My garden (again, with the tomatoes!)

Since my yard is currently all-over mud and snow and slush and dead stuff, I decided to go back a few months and relive the sunny warm weather and reminisce about my vegetable garden. The comboxes have been filled with queries about "where I grew all those tomatoes," and so I'm going to answer Daria in a new blog post. 

This is where I grew them. We live in a very small town (population like 70-something), in a fairly large yard (it's a triple lot: the house sits on two lots, and the garden occupies the third lot, east of our house. The dwelling you see in the background is my neighbour across the back alley.)

This was my garden in early July, before things got out of hand. 

Left to Right: 2 rows potatoes, 1 row onions, 2 rows peas, 2 rows beans (one bush bean, one pole bean--they are beside the wrought-iron rail), 1 row carrots. The tomato plants are on the far right. Though you can't see it, they are, at this point, confined to their cages (which were meant to 'support' the plants, a quaint notion to which, if tomato plants could talk, they would have responded, "Bwahahahaha").  

A few weeks later: the peas are finished (hence the empty patch), and the pole beans have swallowed the railing. To the right, the tomatoes are starting to rebel and take over the east side of the garden. (There is a cucumber plant lying low to the left of the tomatoes, but eventually it disappeared.)
Can you spot the tomato cages? Neither can I. The plants became monstrous. They rose up out of the soil, crushed and swallowed the cages, and then proceeded to spread across the garden. Imagine putting a corset of pipe cleaners on a baby boa constrictor, and hoping it would confine him in some way. That was the story of my tomato cages. 

What began as two neat rows of 15 plants became a tangled tomatoey jungle. 

Close-up evidence of a cage on my Roma tomatoes. The plants were so huge and bore so many tomatoes, that the formerly upright cage was wrenched and twisted, and left at a 45-degree angle by the plant. 

Although I'm happy we can grow so many vegetables, my true gardening enjoyment comes from the flowers. Here are a few snaps, with more to come another day.


  1. Very impressive! How do you keep it all weeded? I planted 2 tomatoes and two zucchini and by August they were overwhelmed with weeds.

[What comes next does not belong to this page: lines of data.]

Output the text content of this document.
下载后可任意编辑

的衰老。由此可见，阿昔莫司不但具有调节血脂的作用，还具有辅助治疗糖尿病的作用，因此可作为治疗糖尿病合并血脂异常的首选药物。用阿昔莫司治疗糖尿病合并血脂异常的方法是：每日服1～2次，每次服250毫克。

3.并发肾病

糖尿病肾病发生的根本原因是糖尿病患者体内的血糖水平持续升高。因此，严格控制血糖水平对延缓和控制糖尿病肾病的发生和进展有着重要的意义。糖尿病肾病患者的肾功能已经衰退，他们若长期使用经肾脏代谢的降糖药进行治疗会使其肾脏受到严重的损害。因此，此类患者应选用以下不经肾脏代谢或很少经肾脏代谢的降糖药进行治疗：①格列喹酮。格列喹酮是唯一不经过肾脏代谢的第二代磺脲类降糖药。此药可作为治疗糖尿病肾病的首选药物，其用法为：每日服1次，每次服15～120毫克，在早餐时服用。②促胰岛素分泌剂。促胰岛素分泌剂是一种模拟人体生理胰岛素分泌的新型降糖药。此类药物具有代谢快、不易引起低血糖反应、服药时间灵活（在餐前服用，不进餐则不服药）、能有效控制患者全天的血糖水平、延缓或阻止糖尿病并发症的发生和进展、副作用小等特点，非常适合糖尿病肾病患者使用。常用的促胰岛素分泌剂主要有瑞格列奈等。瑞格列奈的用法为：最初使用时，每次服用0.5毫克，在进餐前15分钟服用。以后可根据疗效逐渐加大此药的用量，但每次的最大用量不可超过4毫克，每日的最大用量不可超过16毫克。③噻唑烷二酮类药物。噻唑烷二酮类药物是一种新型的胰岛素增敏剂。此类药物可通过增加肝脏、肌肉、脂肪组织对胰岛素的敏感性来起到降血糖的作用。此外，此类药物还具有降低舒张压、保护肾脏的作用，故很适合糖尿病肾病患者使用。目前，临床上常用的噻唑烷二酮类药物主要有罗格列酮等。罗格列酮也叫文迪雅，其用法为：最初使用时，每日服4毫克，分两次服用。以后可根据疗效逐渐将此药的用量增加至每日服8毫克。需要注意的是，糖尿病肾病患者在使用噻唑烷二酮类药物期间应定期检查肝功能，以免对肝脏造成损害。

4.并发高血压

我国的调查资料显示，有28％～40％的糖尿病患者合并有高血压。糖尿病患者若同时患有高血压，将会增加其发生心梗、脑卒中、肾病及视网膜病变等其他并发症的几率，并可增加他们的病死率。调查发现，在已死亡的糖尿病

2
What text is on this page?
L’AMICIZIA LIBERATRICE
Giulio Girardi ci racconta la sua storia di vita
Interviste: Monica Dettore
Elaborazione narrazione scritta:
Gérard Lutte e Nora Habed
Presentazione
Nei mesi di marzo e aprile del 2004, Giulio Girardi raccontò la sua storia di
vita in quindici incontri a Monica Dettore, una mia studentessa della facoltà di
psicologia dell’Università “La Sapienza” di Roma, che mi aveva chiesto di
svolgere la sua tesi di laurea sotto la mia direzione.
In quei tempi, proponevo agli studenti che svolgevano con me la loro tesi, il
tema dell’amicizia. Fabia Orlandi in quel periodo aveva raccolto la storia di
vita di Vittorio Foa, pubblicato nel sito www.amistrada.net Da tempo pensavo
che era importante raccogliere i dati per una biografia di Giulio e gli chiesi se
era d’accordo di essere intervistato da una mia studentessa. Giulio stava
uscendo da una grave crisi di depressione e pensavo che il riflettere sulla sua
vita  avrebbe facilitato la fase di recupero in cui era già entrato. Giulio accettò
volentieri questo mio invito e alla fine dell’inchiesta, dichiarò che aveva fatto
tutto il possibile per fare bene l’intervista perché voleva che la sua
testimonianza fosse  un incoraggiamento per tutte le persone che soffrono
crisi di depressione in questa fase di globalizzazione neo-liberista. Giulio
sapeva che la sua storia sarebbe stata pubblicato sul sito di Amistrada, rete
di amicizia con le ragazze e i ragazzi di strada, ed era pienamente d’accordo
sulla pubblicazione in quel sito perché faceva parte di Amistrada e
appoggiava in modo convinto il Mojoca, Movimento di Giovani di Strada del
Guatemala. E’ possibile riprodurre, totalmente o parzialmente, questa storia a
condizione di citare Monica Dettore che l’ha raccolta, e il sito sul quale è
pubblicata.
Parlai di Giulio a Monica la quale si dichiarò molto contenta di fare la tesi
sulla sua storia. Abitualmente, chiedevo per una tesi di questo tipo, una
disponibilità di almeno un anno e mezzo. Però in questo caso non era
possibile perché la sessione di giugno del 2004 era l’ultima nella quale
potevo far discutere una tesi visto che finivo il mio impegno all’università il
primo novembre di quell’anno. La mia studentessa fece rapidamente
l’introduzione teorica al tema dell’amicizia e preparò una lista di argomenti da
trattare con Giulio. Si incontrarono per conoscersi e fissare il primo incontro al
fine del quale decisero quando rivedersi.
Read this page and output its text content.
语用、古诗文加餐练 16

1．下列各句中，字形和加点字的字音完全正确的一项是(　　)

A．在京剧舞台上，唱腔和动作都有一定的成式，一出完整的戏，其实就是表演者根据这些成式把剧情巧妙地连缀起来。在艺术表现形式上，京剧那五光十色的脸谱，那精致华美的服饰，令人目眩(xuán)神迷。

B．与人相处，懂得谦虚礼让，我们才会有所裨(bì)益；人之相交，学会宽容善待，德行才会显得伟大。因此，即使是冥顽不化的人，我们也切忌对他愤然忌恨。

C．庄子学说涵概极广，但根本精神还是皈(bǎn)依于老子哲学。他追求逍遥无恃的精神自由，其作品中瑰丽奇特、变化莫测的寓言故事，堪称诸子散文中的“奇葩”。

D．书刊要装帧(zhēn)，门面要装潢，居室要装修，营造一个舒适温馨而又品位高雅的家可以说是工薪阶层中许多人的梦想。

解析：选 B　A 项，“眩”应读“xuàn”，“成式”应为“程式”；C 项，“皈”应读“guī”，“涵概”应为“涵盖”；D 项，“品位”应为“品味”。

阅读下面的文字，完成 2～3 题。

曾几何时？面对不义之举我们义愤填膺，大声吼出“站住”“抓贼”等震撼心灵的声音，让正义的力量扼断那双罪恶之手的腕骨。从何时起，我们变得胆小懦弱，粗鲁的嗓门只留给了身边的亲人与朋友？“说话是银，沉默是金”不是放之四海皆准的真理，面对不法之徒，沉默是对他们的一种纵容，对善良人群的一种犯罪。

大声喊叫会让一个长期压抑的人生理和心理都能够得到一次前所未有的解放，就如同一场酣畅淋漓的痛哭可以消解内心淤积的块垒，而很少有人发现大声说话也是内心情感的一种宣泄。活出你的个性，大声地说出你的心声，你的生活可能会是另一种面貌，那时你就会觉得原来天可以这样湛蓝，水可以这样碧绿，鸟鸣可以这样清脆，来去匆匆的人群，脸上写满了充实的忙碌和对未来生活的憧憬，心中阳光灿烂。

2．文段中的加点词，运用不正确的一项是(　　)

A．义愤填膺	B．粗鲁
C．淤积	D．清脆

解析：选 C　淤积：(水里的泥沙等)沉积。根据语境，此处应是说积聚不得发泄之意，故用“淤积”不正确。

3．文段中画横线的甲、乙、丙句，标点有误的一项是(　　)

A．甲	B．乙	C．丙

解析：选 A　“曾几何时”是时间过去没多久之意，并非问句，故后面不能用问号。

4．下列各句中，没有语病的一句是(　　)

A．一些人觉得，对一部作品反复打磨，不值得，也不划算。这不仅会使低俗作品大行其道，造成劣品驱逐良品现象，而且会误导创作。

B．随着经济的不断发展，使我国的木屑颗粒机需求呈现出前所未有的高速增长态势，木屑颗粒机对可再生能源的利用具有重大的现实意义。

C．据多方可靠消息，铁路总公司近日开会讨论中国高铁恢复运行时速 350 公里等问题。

    1. You keep it weeded by spending hours and hours and hours and hours bending, kneeling, squatting, digging, pulling, tearing, hoeing and severing, and occasionally making your kids join you (they help tend the veg garden; I concentrate mainly on the flowers). Hubby uses chemicals in some areas of the yard, but I get testy when he gets too close to my flower beds. And yes, sometimes my beds get overwhelmed with weeds. The yard and garden are a full-time job in the summer. However, I justify it because: 1)"free" fresh food; 2) the work is extremely therapeutic; 3) it gives me joy, and 4) it gives me lots of time for meditation/prayer and inspiration for writing.

    2. Oh, and as Lizzy Bennett or Charlotte Lucas might observe, gardening is very beneficial exercise.